Elle se laissa tomber à genoux sur le sol, essayant tant bien que mal de reprendre sa respiration. Les informations commençaient enfin à se classer dans son esprit apocalyptique. Elle commençait à comprendre totalement et à réaliser pleinement. Et une fois de plus toutes les détestables images de son exécrable vie défilèrent devant ses yeux sanglants, redoublant la puissance de l'écho de ses sanglots qui miroitaient de son abondant filet de larmes. Elle était terrifiée. Bien plus qu'elle n'était enragée. C'est une peur atroce qui l'envahissait, qui la faisait trembler et pleurer comme une petite fille. Un trop-plein qui venait d'exploser et d'expulser toutes ces immondices qui lui étaient jusqu'alors inconnues.

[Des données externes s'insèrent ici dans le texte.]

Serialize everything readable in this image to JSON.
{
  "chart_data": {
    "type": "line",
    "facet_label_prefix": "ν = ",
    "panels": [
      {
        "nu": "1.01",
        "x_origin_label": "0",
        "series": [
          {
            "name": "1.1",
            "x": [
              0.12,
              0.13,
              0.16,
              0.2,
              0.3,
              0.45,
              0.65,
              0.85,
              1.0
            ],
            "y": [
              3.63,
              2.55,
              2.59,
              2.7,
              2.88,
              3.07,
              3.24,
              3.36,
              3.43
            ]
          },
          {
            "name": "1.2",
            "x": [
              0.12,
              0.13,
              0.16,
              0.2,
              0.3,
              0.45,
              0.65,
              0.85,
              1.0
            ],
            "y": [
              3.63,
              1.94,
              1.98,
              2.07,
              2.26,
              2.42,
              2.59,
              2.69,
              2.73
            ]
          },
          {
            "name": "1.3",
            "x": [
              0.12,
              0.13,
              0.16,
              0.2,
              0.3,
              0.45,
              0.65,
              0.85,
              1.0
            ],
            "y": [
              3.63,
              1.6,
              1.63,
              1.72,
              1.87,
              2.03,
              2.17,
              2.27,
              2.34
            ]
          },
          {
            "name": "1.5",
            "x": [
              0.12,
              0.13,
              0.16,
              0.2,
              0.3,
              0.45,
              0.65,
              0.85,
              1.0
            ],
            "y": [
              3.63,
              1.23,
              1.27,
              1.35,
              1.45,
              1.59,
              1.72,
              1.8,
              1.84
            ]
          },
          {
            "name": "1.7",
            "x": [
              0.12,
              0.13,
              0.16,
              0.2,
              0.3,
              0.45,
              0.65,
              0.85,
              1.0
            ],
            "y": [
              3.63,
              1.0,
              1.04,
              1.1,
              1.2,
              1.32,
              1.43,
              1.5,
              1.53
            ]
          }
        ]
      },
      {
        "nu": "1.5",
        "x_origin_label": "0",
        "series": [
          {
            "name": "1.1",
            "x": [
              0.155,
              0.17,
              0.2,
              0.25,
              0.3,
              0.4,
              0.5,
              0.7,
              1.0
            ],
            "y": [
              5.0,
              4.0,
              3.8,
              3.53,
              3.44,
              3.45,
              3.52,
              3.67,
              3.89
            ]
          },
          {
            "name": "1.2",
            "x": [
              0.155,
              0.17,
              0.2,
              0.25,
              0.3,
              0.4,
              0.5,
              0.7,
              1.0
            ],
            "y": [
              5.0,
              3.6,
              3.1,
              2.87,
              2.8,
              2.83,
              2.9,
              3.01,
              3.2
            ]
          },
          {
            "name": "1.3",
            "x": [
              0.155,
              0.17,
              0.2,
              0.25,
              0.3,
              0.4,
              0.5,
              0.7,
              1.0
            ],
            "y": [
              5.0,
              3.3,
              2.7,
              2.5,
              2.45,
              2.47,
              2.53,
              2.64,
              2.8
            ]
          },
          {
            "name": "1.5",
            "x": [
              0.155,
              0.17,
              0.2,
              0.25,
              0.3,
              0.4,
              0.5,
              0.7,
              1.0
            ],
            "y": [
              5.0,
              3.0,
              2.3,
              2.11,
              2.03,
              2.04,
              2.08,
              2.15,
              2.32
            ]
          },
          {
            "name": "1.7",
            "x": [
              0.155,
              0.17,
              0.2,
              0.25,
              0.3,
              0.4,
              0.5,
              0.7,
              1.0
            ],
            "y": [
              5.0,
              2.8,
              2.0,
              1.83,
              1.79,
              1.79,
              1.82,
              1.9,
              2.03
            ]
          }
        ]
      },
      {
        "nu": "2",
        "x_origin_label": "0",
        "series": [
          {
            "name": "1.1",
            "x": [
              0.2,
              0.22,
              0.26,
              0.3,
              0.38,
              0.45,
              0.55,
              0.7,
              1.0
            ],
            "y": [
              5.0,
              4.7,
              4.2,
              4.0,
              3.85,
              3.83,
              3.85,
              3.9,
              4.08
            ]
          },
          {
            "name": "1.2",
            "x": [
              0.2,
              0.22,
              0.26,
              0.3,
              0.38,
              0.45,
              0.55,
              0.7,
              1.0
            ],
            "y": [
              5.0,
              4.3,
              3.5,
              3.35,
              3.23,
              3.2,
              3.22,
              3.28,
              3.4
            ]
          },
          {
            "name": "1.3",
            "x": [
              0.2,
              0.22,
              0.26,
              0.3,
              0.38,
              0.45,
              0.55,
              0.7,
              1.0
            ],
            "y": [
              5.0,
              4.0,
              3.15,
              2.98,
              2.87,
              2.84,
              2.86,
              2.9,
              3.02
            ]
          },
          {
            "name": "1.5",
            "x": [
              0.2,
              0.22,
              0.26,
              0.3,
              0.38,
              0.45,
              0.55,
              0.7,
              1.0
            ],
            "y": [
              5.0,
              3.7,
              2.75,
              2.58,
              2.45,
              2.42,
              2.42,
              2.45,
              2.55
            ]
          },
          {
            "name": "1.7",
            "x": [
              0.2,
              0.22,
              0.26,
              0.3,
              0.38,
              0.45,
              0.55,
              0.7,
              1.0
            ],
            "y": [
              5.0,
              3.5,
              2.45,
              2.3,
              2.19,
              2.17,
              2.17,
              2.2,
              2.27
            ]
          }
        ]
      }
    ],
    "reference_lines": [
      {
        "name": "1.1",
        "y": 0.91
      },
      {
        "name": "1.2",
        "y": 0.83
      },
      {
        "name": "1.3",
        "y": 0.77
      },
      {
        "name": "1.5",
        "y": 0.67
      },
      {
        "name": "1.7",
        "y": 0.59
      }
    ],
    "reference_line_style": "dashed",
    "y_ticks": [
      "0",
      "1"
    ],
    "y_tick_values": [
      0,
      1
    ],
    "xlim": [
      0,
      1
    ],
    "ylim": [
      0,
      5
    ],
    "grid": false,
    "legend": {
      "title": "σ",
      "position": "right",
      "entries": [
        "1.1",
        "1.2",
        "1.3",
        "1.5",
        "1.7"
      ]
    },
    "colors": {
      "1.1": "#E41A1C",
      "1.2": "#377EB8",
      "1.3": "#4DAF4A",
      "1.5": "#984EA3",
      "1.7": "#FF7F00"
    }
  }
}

Cela faisait tellement de temps qu'elle était parvenue à s'en protéger. À les éviter. Mais tout ça venait de la rattraper. Elle se sermonna, dans un chuchotement.


«Non, il ne faut pas la laisser avec d'autres... Non... Elle est dangereuse... Elle ne peut que faire du mal aux gens... Il faut la laisser seule... Toute seule...»

Elle prit une grande bouffée d'air de façon à faire résonner sa voix dans toute la maison.

«TOUTE SEULE!»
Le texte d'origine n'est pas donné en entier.